O Brasil, apesar de suas conhecidas limitações, deve preparar-se para ter presença e perfil político
e econômico mais salientes. Parece importante nos conscientizarmos dessa tendência: não se trata,
contudo, de idealizar uma posição de potência ou ressuscitar teses antiquadas de "Brasil Grande",
mas do fato de que a leitura fria de dados variados, desde população até território e produto,
assim como muitos outros, revela uma nova dinâmica brasileira e nos situa de forma específica em
nossa região e no mundo.
Nos mais variados campos, aprofunda-se o nosso estilo de relacionamento com os vizinhos:
começamos a reconhecer os encargos que, de certa forma, são nossos. Por exemplo, o
Centro-Oeste brasileiro (segundo conclusões de uma Comissão Interministerial sobre Corredores
Bioceânicos, coordenada pela SAE), até há pouco tido como região remota, agora - diante de
investimentos em curso ou por se iniciarem - tem o claro potencial de, juntamente com a Bolívia,
servir como fulcro da distribuição dos transportes dentro da América do Sul e em direção ao
mundo. Seremos crescentemente obrigados a trabalhar com categorias inovadoras como essa.

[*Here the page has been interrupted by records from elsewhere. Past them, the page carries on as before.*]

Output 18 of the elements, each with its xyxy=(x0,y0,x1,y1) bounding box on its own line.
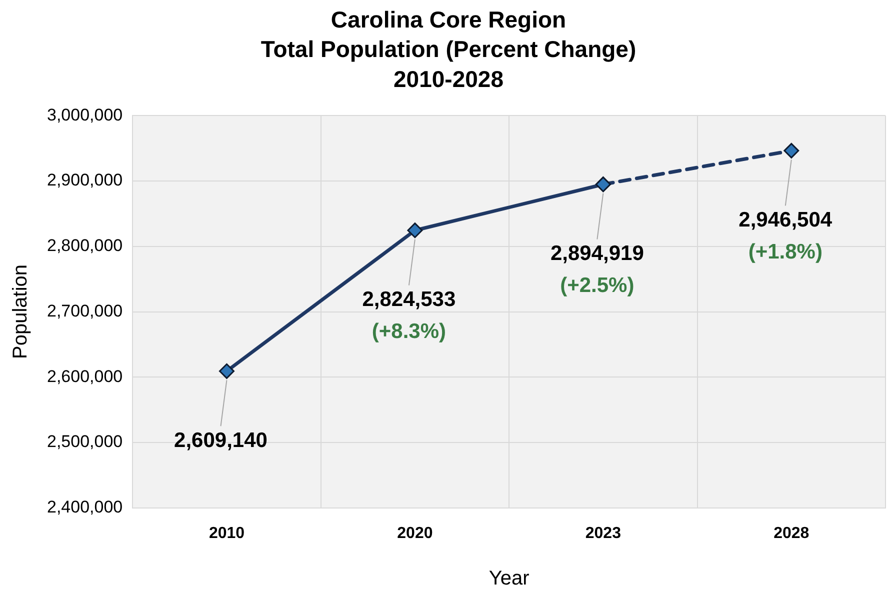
y-tick-label: 2,400,000 xyxy=(46,497,123,516)
x-axis-title: Year xyxy=(488,568,530,590)
y-tick-label: 2,600,000 xyxy=(46,366,123,386)
y-tick-label: 3,000,000 xyxy=(46,105,123,124)
data-label: 2,824,533 (+8.3%) xyxy=(362,288,456,344)
y-tick-label: 2,500,000 xyxy=(46,432,123,452)
y-tick-label: 2,900,000 xyxy=(46,170,123,190)
y-tick-label: 2,700,000 xyxy=(46,301,123,320)
data-label: 2,946,504 (+1.8%) xyxy=(738,208,832,264)
y-axis-title: Population xyxy=(10,264,32,360)
x-tick-label: 2028 xyxy=(774,524,810,542)
x-tick-label: 2020 xyxy=(397,524,433,542)
y-tick-label: 2,800,000 xyxy=(46,236,123,256)
chart-title: Carolina Core Region Total Population (Percent Change) 2010-2028 xyxy=(260,6,636,92)
x-tick-label: 2023 xyxy=(585,524,622,542)
data-label: 2,609,140 xyxy=(174,428,268,452)
x-tick-label: 2010 xyxy=(208,524,245,542)
data-label: 2,894,919 (+2.5%) xyxy=(550,242,644,298)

No plano interno, uma das maiores preocupações governamentais é criar oportunidades
equilibradas de participação e integração sócio-econômica entre as diferentes regiões do país.

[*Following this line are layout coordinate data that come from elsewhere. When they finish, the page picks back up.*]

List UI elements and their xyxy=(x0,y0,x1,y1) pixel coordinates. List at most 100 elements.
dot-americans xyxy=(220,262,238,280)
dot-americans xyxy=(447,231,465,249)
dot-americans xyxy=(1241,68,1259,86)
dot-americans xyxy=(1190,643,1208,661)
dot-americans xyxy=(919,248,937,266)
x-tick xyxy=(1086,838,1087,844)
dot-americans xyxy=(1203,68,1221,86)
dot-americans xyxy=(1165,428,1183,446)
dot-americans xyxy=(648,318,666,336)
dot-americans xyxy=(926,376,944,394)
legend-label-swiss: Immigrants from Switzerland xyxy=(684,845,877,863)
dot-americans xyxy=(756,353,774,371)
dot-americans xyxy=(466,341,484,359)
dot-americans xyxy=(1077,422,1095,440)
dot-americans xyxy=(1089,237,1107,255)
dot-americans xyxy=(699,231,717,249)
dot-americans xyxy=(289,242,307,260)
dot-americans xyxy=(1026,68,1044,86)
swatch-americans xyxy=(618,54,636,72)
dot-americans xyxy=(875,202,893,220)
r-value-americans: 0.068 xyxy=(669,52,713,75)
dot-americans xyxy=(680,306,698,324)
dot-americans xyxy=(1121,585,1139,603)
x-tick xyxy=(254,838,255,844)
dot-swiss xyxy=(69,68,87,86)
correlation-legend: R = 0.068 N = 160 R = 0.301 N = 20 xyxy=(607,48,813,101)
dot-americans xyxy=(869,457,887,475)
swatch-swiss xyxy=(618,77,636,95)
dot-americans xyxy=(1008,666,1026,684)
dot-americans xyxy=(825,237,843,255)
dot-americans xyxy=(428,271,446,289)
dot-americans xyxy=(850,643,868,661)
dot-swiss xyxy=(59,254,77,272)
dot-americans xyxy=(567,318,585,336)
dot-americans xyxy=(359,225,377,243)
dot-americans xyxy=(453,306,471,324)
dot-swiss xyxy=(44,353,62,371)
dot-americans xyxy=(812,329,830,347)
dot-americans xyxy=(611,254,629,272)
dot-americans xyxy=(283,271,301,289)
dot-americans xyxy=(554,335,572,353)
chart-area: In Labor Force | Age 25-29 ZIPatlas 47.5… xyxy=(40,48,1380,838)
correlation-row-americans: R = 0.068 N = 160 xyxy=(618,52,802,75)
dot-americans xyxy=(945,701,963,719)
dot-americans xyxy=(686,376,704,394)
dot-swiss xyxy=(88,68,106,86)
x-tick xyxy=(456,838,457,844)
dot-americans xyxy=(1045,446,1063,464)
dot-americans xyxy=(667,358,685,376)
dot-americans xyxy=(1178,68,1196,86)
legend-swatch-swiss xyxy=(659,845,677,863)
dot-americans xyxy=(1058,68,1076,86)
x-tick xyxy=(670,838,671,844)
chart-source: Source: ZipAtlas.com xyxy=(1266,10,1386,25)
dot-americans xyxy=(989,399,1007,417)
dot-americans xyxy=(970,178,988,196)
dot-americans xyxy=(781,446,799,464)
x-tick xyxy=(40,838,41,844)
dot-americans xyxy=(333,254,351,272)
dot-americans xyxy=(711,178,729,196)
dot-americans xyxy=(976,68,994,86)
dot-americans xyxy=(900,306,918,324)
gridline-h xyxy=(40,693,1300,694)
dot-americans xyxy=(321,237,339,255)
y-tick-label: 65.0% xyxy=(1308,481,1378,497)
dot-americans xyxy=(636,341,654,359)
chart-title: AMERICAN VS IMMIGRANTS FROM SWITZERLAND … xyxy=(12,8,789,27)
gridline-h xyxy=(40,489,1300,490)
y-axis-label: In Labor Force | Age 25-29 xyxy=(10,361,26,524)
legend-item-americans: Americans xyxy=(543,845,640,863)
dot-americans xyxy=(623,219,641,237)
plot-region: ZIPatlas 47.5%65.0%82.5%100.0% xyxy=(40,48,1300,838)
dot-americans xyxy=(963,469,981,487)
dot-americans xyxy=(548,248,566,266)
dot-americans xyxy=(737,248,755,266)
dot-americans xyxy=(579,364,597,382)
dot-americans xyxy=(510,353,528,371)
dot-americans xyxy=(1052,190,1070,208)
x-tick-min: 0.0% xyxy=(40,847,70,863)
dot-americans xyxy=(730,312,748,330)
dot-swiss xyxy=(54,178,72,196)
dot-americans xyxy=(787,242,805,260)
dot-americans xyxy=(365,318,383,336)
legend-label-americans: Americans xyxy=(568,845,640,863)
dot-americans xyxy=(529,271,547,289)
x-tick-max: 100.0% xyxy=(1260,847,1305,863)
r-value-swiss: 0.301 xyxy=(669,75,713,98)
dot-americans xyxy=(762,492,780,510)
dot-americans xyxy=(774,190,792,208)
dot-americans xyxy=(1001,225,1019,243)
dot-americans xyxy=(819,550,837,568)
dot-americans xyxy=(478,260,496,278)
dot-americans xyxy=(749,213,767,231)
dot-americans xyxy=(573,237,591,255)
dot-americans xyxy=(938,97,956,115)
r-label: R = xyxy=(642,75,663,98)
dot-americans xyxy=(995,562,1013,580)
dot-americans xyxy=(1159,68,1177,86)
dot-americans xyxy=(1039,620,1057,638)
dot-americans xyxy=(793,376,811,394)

Deseja-se fazer, por exemplo, com que os estímulos ao desenvolvimento proporcionados pelo
Mercosul cheguem com naturalidade também ao Brasil Central, ao Norte e ao Nordeste, e evitar,
por conseguinte, que se acentuem os históricos desequilíbrios interregionais. O Mercosul, em
consonância com as características sul-americanas, estimula um processo de integração
principalmente ao longo do eixo São Paulo-Buenos Aires. Em razão da localização estratégica
desse eixo, do tamanho dos mercados centrados naquelas duas cidades, da existência de
infra-estrutura de apoio e de outras condições, era improvável que deixasse de ser assim, mas o
importante é o esforço para a correção do processo, consciente e já iniciada, de modo que o
Mercosul sirva aos interesses do Brasil como um todo.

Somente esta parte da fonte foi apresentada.